Access-Control-Allow-Origin: "*" не разрешено, если флаг учетных данных имеет значение true, но нет заголовка Access-Control-Allow-Credentials

Внезапно, казалось бы, ничего не изменив в моем веб-приложении, я начал получать ошибки CORS при открытии его в Chrome. Я попытался добавить заголовок Access-Control-Allow-Origin: *. Затем я получаю эту ошибку:

XMLHttpRequest cannot load http://localhost:9091/sockjs-node/info?t= 1449187563637. A wildcard '*' cannot be used in the 'Access-Control-Allow-Origin' header when the credentials flag is true.
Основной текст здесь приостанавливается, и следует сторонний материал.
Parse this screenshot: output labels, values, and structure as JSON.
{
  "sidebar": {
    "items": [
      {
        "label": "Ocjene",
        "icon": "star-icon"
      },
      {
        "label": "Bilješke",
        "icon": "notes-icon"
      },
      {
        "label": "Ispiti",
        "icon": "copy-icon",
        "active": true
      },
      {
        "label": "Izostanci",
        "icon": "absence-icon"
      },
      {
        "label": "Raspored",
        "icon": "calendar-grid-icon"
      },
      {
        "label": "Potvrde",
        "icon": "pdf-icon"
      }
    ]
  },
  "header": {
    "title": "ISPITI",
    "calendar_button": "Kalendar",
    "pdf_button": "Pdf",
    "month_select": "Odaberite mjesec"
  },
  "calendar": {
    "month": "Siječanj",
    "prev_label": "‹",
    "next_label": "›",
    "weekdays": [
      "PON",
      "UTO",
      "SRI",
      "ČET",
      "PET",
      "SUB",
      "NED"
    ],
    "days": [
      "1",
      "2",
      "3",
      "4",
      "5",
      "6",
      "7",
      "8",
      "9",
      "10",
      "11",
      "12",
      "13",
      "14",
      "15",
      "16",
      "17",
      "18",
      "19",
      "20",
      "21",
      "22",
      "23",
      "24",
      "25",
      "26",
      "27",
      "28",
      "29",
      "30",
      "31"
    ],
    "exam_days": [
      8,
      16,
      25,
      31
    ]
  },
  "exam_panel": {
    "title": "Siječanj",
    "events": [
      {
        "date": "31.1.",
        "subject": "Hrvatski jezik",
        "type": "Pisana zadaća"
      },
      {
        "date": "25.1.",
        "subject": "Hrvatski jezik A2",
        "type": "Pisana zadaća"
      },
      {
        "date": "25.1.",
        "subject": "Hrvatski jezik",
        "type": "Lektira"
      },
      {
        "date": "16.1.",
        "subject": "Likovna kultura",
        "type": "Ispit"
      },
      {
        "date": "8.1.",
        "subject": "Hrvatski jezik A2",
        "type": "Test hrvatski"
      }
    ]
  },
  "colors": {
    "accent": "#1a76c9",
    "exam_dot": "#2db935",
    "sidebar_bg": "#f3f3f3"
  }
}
Origin 'http://localhost:3010' is therefore not allowed access.

Но, как вы можете видеть на следующем изображении, заголовок Access-Control-Allow-Credentials отсутствует.

введите описание изображения здесь

WTF? Ошибка Chrome?

Моя страница загружается в http://localhost:3010, и этот сервер также без проблем использует Access-Control-Allow-Origin: *. Есть ли проблема, если оба конечных точки используют его?

ОТВЕТЫ

Ответ 1

"флаг учетных данных" относится к XMLHttpRequest.withCredentials запрашиваемого запроса, а не к заголовку Access-Control-Allow-Credentials.. Это было источником моей путаницы.

Если запрос withCredentials равен true, Access-Control-Allow-Origin: * не может использоваться, даже если заголовок Access-Control-Allow-Credentials отсутствует.

Ответ 2

Я решил такую ​​же проблему, выполнив следующие шаги.

1) отключите расширение chrome "Allow-Control-Allow-Origin"

2) добавьте их в свою службу

var xhr = new(); xhr.withCredentials = true;

Ответ 3

Запросы withCredentials:true на сервере, настроенном на Access-Control-Allow-Origin: * МОЖЕТ использоваться, но вам понадобится еще дополнительная настройка на вашем сервере:

Используя Access-Control-Allow-Origin=* на сервере, он не разрешит доступ к какому-либо ресурсу (который требует учетных данных) для любого запроса xhr CORS.

Обходные:

  • Сделать этот удаленный ресурс на сервере доступным без учетных данных (и используйте xhr.withCredentials = false)
  • Создайте правило перезаписи на   сервер, чтобы изменить заголовок ответа    Access-Control-Allow-Origin=* в начало запроса. Ты можешь   также примените эту переписку по определенным критериям, например, если   запрос использует определенный порт или он исходит из списка белых списков   домены.

Ниже приведена статья в которой объясняется, как это сделать на сервере IIS, но вы можете сделать это на многих других серверах:

PS: в случае использования учетных данных вам также понадобится следующий заголовок ответа сервера: Access-Control-Allow-Credentials=true

PS2: только 1 значение разрешено для параменования "access-control-allow-origin". Если вы попытаетесь использовать, например, два домена: domain1.com domain2.com, это не сработает.